Non Edible Mushrooms, Pacific Northwest
Birds Nest Fungi are a small group of saprophytic fungi that have a unique way of reproducing. As their common name suggests they look like small bird’s nests complete with eggs. In fact, the nest is a splash cup which is light to dark brown, green or white on the outside and white, grey or brown on the inside, depending on the species.
With smooth flaring sides between up to 10 mm in diameter and up to 20 mm in height, again depending on the species. Immature bird nest have a cap over the top of the splash cup to protect the eggs, which brakes away at maturity.

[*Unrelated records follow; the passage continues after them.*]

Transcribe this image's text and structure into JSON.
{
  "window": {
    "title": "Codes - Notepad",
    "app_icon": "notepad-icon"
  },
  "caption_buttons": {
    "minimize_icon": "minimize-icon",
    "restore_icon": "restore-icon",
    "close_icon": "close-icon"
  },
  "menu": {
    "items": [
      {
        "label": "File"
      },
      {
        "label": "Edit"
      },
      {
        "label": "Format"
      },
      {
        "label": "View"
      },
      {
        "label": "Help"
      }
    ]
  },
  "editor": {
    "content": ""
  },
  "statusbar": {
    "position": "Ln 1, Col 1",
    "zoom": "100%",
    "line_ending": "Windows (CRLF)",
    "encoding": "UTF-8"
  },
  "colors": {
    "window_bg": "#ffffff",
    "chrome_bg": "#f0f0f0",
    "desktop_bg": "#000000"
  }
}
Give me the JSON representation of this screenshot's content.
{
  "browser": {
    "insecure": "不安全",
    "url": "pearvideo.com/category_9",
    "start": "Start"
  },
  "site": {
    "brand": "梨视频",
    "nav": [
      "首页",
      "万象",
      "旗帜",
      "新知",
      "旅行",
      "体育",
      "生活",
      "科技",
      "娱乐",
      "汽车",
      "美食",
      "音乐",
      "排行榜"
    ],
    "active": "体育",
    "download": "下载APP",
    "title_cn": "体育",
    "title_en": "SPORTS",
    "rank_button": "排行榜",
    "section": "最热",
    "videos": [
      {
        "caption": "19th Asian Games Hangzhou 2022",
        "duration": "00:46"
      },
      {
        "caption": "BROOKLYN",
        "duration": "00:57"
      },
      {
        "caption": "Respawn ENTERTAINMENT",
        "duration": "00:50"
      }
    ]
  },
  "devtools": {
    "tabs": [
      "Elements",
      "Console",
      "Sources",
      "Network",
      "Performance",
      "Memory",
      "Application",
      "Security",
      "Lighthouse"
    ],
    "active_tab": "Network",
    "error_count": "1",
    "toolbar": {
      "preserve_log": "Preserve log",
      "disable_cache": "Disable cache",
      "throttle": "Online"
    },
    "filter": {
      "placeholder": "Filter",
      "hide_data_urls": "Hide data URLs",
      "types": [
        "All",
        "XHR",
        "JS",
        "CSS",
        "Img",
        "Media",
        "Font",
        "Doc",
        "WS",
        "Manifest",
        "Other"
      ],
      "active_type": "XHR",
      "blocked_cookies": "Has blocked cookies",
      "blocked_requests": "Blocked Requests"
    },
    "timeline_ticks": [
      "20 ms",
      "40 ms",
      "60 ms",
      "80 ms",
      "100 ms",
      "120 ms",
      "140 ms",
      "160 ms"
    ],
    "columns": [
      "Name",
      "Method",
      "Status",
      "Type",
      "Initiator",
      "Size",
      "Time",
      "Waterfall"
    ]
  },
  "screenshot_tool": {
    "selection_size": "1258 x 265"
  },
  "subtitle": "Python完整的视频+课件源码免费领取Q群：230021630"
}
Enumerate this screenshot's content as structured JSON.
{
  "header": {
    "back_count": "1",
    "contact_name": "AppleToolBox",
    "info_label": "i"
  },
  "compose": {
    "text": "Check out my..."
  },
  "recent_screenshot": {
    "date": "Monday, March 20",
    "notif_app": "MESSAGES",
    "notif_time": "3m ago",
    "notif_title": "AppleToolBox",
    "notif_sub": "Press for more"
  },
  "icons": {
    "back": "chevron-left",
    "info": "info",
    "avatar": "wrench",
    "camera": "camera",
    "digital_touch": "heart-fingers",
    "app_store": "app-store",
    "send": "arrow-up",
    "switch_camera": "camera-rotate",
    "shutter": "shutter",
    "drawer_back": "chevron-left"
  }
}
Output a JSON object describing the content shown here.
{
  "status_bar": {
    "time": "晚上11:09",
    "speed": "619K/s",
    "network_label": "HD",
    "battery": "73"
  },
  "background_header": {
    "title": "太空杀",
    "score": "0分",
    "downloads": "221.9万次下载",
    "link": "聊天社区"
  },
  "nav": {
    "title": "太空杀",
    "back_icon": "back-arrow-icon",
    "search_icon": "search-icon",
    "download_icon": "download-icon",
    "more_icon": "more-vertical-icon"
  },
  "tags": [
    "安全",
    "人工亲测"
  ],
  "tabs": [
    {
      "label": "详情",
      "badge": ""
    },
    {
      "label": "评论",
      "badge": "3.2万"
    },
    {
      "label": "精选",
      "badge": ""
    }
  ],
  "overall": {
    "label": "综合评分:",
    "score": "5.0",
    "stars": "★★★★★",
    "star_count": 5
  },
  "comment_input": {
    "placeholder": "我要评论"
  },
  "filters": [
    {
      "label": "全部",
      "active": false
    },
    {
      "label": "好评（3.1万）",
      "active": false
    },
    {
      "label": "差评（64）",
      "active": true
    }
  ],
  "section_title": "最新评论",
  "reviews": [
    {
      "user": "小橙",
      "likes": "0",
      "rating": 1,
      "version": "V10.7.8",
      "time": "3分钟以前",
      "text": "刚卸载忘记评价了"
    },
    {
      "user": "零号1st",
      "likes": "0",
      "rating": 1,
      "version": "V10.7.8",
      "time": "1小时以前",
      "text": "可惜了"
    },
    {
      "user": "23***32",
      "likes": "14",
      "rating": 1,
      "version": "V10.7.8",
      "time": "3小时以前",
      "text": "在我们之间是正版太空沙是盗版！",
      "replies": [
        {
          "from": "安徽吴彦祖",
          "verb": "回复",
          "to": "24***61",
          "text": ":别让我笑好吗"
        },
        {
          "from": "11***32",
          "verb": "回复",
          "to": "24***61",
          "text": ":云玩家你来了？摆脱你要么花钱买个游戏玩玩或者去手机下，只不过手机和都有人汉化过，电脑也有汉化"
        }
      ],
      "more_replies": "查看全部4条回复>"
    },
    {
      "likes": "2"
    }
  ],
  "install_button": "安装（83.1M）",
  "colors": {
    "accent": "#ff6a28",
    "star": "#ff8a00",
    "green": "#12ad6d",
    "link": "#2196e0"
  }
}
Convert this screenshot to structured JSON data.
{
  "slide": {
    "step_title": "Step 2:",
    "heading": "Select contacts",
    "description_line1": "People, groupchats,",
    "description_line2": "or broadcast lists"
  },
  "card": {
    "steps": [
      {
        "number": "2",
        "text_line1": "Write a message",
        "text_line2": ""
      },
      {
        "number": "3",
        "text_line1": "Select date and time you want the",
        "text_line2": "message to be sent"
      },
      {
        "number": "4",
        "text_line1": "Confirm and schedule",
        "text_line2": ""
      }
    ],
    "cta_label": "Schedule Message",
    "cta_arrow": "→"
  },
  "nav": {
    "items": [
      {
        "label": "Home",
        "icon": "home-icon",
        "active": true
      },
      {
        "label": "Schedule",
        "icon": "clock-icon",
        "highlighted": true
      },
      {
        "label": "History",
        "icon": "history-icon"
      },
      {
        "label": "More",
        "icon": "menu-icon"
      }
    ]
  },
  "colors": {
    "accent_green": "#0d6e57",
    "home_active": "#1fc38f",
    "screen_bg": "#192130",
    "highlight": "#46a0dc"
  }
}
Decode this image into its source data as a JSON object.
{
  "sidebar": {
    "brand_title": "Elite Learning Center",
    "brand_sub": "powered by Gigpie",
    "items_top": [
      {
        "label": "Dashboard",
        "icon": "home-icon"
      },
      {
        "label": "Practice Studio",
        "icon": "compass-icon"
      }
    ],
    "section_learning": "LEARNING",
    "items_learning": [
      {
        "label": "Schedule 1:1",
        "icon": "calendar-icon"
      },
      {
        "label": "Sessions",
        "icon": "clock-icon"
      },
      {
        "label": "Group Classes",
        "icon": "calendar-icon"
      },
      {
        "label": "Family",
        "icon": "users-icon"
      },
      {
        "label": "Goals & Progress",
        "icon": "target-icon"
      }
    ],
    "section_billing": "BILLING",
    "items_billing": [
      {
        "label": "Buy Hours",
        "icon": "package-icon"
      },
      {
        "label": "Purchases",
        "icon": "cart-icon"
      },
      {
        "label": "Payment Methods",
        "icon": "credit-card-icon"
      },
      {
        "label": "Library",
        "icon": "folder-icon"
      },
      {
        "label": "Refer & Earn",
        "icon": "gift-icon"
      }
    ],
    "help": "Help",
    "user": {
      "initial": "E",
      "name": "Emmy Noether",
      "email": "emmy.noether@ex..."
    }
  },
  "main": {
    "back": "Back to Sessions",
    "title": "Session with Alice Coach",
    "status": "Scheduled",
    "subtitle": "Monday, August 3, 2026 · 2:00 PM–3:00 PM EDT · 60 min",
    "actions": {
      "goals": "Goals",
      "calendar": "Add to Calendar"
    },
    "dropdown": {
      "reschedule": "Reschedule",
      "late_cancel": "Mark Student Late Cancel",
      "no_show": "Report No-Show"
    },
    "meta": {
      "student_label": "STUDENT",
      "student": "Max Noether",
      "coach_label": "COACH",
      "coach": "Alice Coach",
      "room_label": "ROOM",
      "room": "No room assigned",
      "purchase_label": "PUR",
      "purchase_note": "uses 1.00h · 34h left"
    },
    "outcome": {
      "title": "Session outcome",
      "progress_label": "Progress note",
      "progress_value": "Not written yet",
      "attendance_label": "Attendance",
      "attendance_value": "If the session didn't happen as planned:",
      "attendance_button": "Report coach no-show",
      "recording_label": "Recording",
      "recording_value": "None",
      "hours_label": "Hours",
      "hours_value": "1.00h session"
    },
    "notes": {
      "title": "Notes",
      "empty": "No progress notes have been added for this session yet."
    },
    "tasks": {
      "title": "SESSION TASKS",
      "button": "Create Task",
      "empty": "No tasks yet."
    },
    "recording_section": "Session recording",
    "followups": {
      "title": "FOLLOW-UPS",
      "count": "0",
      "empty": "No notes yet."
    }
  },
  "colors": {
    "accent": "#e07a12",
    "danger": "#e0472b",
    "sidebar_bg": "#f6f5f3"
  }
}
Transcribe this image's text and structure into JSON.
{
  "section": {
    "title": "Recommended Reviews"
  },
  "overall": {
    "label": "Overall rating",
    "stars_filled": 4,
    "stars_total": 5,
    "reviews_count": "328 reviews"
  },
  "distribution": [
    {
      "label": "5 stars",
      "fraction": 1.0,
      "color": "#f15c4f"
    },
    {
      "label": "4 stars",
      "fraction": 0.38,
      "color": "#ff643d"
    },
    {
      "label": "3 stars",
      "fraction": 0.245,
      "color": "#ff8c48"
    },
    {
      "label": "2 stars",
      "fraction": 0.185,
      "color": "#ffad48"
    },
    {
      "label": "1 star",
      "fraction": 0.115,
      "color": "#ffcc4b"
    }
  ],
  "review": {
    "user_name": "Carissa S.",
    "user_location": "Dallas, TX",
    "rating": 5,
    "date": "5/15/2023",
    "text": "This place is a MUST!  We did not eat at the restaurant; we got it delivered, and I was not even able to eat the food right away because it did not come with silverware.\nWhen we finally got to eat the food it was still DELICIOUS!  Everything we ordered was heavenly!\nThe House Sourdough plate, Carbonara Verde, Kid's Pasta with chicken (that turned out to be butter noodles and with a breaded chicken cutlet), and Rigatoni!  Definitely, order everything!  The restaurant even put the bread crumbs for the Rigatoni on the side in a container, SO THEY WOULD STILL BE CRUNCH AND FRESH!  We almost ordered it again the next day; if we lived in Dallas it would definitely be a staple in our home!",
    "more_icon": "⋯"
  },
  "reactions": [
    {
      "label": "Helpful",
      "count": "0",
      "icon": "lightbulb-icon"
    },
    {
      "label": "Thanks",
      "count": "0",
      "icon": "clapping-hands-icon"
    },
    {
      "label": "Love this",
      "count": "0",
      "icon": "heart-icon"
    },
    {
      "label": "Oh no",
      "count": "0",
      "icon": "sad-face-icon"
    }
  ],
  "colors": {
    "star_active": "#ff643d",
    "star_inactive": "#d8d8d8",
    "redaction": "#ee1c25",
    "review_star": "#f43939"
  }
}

The eggs are small capsules which contain the spores. These capsules are lens shaped shiny white, black, grey or dark brown in color. As bird’s nest fungi are saprophytes and thus decomposers of organic material, they are found most often on decaying wood, small twigs, tree fern debris and sometimes on animal scat.
The Birds Nest fungi use the hydraulic pressure of water to disperse their capsules. This is achieved by rainwater or water dripping off foliage above, dripping into the splash cup.
This cup is the right shape and size that when the water hits the bottom of the cup it splashes out with enough force to disperse the capsules up to a meter away. When the capsules land on a solid object, like a leaf or twig they stick to it, then grow into a new mushroom.